Bu yıl ülkemizde beklenen sonbahar yağışları yeterince düşmediğinden kuraklık yaşanmış olup hububat ekimi yapılan arazilerde çıkış sağlanamamış veya çok geç ekimler yapılmak zorunda kalınmıştır.
Türkiye'nin tahıl ambarı olarak bilinen ve kuraklık tehlikesinin yaşandığı Konya Ovası’ndaki son yağışlar, çiftçiyi sevindirdi. Kasım ayı ikinci yarısında yağan yağmur ekilen hububatın çıkışını sağlarken yağan kar çıkış yapan hububatın üzerine yorgan olmuştur. Türkiye'nin tahıl ambarı olarak bilinen ekim alanı ve üretimiyle önemli bir yere sahip olan Konya Ovası son yağmur ve kar yağışlarıyla tarımda ki üreticiye gelecek yıl için umut olmuştur.

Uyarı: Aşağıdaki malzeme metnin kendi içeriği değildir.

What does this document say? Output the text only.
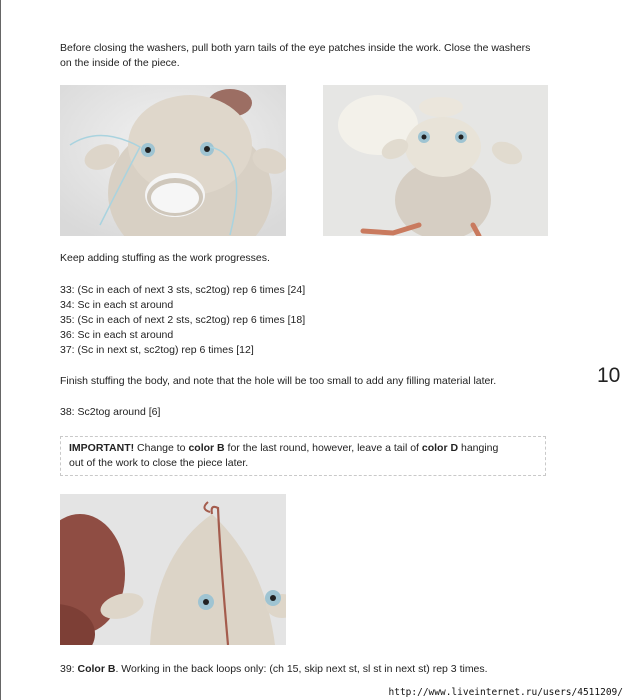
Before closing the washers, pull both yarn tails of the eye patches inside the work. Close the washers
on the inside of the piece.
Keep adding stuffing as the work progresses.
33: (Sc in each of next 3 sts, sc2tog) rep 6 times [24]
34: Sc in each st around
35: (Sc in each of next 2 sts, sc2tog) rep 6 times [18]
36: Sc in each st around
37: (Sc in next st, sc2tog) rep 6 times [12]
Finish stuffing the body, and note that the hole will be too small to add any filling material later.	10
38: Sc2tog around [6]
IMPORTANT! Change to color B for the last round, however, leave a tail of color D hanging
out of the work to close the piece later.
39: Color B. Working in the back loops only: (ch 15, skip next st, sl st in next st) rep 3 times.
http://www.liveinternet.ru/users/4511209/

Kuraklık veya diğer nedenlerle arazilerine hububat ekimi yapamamış olan çiftçilerimiz bahardan önce kış ayları içerisinde araziye girilebileceği zaman dondurma ekim yapmalıdırlar. Dondurma ekim, gömme ekim veya zemheri çifti denilen bu ekim yöntemiyle ekilen hububat yazlık ekimden daha iyidir.
Kış öncesi ve kışın yağan kar ve yağmurun ürün verim ve kalitesi üzerinde önemli etkisi vardır. İnşallah ilkbahar yağışları da yeterince ve zamanında yağar, gelecek yıl bereketli bir yıl olur. Yüksek verim ve kaliteli ürün için uygun toprak hazırlığı sonrasında hububat ekiminde kullanılan tohumun sertifikalı ve iyi bir tohum olması, toprağın özelliklerine göre gübreleme yapılması ve yetiştirme tekniklerine uygun bakım yapılması gerekmektedir.
Yıllık ortalama sıcaklığın 10,1 °C ile 11,6 °C arasında ve yıllık ortalama yağış miktarının ise 285,2 mm ile 731,7 mm arasında değiştiği Konya Ovasına son günlerde yağmur ve kar yağışı görülmektedir. Kasım ayı sonlarında ve Aralık ayının ilk haftasında yağan yağışlar hem ekilen ürünlere yararlı olmuş hem de yeraltı suyunun artmasına neden olduğundan fevkalade faydalıdır. Devam edeceği beklenen bu yağışlar ovanın yüzünü güldürmektedir.
Dünya da yapılan tahminler göre son on yılda, herhangi bir yılın sıcaklık artışı 1, 5 derece eşiğine ulaşma şansının sadece yüzde 20 olduğu tahmin ediliyordu. Bu yeni değerlendirme, bu riski yüzde 40 olarak gösterilmektedir. Birleşmiş Milletlerin 2018'de düzenlediği iklim panelinin raporu ise küresel ısınmanın 1,5 dereceyi aşması durumunda iklim değişikliğine etkisinin de çok büyük olacağını ortaya koymuştu. Dünya Meteoroloji Örgütü’nün genel sekreteri Profesör Petteri Taalas’a göre dünyanın sera gazı emisyonlarını azaltmak ve karbon nötrlüğünü sağlamak için ülkelerin taahhütlerini hızlı bir şekilde takip etmesi gerektiği belirtmektedir. Bu tehlikeyi yaşamamak için bütün insanlığın gerekli tedbirleri alması doğayı doğru kullanması, sera gazı emisyonlarını azaltması ve karbon nötrlüğünü sağlaması gerekmektedir. Çevre felaketleri devam edecek gibi görülmekte olduğundan tarım da bilinçli yapılmalıdır.
Tarım alanlarında yanlış uygulamalardan kaynaklanan su kirliliği, toprak kirliliği, hatalı gübreleme ve ilaçlamalar ile tarım topraklarının yanlış kullanımı gibi nedenlerle doğal kaynaklara yapılan baskılar kırsalda devam etmektedir. Sürdürülebilir tarım, ancak insan ve doğal kaynaklar arasında bir dengenin kurulması ve kırsal çevrenin korunması ile mümkündür.